Here it is considered that the noise components  $n_1$  and  $n_2$  are independent of each other.


(3)  As proved in subtask  (2),  the following are valid for the individual falsification probabilities:

  • Quadrant 2:  ${\rm Pr}(\boldsymbol{s}_{\rm B} \ {\rm received} \ | \ \boldsymbol{s}_{\rm A} \ {\rm transmitted}) = 0.09$,
  • Quadrant 3:  ${\rm Pr}(\boldsymbol{s}_{\rm C} \ {\rm received} \ | \ \boldsymbol{s}_{\rm A} \ {\rm transmitted}) = 0.01$,
  • Quadrant 4:  ${\rm Pr}(\boldsymbol{s}_{\rm D} \ {\rm received} \ | \ \boldsymbol{s}_{\rm A} \ {\rm transmitted}) = 0.09$.

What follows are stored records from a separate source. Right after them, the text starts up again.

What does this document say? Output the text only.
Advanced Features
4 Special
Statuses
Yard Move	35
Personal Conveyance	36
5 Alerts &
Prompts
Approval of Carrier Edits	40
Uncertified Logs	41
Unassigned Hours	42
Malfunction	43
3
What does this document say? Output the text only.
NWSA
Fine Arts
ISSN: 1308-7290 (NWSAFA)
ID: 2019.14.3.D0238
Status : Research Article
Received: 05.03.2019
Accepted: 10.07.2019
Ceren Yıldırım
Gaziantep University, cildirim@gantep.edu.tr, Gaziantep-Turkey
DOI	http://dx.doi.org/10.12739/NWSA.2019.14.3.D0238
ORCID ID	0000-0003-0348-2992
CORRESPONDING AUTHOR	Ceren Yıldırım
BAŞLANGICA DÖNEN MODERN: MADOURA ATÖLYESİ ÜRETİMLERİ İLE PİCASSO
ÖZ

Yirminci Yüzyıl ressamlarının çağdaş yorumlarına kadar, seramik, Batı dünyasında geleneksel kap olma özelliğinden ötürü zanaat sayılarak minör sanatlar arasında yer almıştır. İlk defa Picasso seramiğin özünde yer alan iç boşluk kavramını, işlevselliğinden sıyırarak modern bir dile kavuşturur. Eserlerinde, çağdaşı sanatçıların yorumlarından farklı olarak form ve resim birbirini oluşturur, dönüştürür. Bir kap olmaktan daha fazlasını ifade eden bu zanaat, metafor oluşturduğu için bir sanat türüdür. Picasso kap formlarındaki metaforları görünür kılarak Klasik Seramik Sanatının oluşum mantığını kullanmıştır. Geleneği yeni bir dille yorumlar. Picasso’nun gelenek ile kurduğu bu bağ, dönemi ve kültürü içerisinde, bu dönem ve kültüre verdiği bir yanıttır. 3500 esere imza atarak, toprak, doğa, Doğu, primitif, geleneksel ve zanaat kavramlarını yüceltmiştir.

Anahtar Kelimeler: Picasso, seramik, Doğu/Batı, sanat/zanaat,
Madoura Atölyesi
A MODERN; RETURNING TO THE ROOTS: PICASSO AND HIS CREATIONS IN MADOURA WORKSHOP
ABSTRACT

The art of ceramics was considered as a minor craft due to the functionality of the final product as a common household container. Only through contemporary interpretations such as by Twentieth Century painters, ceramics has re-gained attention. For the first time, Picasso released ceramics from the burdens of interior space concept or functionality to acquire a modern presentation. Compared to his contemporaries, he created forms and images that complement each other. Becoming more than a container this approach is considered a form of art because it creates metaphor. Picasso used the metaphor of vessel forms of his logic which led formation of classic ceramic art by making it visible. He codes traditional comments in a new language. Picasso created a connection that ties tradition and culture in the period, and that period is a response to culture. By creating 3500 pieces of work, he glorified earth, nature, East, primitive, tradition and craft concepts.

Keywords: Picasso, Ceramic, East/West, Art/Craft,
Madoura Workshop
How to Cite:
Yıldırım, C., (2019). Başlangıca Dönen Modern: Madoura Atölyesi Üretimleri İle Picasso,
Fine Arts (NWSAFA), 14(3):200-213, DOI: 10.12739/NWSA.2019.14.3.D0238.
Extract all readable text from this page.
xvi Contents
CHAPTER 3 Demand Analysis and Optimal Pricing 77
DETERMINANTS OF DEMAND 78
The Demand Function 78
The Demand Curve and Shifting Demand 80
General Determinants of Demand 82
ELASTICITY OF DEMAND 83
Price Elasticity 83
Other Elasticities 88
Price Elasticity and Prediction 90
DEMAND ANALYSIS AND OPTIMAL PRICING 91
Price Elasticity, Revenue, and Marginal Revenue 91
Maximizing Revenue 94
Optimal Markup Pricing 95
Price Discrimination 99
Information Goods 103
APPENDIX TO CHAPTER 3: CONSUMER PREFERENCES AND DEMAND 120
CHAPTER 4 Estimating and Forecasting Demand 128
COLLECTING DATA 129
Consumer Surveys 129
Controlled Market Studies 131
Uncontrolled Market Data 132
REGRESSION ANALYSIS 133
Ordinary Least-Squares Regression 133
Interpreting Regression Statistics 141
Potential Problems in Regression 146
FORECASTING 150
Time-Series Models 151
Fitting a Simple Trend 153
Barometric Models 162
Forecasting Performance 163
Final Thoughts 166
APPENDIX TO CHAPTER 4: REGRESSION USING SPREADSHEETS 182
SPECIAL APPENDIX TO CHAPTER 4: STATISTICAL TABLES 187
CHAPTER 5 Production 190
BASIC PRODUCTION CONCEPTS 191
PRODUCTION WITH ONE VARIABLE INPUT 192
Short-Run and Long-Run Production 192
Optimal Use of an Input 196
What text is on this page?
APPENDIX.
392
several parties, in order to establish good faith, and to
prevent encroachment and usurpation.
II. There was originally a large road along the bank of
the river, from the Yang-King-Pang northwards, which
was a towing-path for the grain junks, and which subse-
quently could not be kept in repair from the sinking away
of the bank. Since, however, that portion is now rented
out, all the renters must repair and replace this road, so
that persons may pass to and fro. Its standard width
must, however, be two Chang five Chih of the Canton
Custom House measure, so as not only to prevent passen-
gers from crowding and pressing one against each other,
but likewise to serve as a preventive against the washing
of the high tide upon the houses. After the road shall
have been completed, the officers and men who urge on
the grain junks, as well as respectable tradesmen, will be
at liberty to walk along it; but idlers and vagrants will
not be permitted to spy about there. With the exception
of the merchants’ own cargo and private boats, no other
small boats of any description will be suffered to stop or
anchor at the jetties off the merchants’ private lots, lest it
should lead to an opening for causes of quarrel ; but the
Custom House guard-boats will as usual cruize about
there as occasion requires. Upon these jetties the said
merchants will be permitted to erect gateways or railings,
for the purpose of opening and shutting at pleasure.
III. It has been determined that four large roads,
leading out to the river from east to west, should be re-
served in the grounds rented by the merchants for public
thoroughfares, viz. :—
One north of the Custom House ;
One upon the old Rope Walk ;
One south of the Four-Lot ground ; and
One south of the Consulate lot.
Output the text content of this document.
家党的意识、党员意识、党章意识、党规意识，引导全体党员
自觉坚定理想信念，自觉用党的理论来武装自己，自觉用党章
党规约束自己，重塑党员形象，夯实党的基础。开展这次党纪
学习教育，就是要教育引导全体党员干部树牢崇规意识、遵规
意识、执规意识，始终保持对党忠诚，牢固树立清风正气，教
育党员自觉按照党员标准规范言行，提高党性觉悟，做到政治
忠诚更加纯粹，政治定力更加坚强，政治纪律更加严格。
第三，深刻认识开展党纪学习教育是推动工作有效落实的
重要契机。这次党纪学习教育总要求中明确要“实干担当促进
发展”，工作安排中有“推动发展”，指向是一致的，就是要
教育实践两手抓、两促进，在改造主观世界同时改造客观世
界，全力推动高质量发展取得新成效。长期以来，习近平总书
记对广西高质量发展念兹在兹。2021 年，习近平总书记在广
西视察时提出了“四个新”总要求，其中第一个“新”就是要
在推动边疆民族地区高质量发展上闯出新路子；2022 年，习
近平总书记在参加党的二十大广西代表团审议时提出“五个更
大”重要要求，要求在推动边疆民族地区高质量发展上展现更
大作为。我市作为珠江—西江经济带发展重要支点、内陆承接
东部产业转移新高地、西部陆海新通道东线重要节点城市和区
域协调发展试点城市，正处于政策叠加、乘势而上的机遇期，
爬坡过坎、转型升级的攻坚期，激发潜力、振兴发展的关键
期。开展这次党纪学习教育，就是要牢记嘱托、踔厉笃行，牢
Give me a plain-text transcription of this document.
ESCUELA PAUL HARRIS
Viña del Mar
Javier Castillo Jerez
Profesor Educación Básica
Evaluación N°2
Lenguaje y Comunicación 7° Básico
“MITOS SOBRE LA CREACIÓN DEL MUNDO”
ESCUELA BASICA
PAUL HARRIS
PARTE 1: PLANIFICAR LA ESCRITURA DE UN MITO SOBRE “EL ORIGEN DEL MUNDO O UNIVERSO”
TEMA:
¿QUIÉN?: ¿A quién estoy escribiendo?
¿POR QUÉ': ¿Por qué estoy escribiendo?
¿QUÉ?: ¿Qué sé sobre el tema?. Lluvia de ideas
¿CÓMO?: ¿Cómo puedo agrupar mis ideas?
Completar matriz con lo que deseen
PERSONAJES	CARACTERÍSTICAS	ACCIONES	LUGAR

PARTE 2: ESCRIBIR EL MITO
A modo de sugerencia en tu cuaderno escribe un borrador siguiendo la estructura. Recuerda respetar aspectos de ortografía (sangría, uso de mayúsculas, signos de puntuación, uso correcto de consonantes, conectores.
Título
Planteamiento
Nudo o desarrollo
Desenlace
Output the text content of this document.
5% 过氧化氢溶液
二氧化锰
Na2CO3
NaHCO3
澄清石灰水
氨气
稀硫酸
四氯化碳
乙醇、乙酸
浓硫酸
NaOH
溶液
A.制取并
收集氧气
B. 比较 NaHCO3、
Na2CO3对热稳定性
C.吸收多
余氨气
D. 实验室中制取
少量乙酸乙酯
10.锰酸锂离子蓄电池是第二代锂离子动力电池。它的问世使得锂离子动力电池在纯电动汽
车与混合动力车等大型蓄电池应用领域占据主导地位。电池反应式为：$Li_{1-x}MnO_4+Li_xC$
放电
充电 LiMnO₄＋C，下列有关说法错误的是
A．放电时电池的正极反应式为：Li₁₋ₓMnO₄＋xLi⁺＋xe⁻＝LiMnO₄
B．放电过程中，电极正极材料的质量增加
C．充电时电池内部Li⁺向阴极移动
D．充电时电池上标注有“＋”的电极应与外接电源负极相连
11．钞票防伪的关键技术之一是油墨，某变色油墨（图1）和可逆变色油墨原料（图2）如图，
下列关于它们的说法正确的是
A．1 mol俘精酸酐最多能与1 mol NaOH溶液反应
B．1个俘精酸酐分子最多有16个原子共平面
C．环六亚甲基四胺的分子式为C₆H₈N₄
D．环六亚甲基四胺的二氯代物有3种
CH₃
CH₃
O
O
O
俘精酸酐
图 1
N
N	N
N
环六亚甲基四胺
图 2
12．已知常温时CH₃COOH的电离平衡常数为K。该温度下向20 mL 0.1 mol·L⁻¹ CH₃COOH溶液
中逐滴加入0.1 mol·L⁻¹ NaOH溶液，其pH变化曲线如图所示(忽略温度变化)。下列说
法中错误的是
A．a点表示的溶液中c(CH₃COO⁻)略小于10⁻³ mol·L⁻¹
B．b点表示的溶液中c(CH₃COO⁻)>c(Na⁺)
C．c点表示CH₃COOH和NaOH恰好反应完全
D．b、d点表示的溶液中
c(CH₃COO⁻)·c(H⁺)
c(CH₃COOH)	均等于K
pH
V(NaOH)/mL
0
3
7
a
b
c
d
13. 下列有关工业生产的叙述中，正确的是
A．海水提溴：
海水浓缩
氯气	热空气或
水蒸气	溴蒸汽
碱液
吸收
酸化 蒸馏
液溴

Thus,  for the average bit error probability we obtain:

$$p_{\rm B} = { 1}/{ 2} \cdot \big [ 1 \cdot 0.09 + 2 \cdot 0.01 + 1 \cdot 0.09\big ]= \underline{0.1} = p\hspace{0.05cm}.$$
  • It is taken into account that  "quadrant 2"  and  "quadrant 4"  each lead to only one bit error,  while  "quadrant 3"  leads to two.
  • The factor  $1/2$  considers again that in each case one symbol contains two binary characters  (bits).


(4)  According to the solution to subtask  (2),  the bit error probability is equal to the probability that the two noise components exceed certain limits:

$$p_{\rm B} = {\rm Pr}( n_1 < -\sqrt{E}) = {\rm Pr}( n_2 < -\sqrt{E})\hspace{0.05cm}.$$
  • For the AWGN channel,  this probability with variance  $\sigma_n^2 = N_0/2$  is:
$$p_{\rm B} = {\rm Q} \left ( { { \sqrt{E}}/{ \sigma_n} }\right ) = {\rm Q} \left ( \sqrt{ { {2E}}/{ N_0} }\right )\hspace{0.05cm}.$$
  • The average energy per symbol can be most easily determined by averaging over the squared distances of the signal space points from the origin. 
    This yields  $E_{\rm S} = 2E$.
  • The average energy per bit is half:  $E_{\rm B} = E_{\rm S}/2 = E$.  From this follows:
$$p_{\rm B} = {\rm Q} \left ( \sqrt{ { {2E_{\rm B}}}/{ N_0} }\right )\hspace{0.05cm}.$$
  • The  second solution  is therefore correct.
  • The same result is also obtained if the  "4–QAM"  is considered as two orthogonal  (i.e.:  not interfering with each other)  BPSK systems over the same channel as in the chapter  "Structure of the Optimal Receiver"  of the book  "Modulation methods".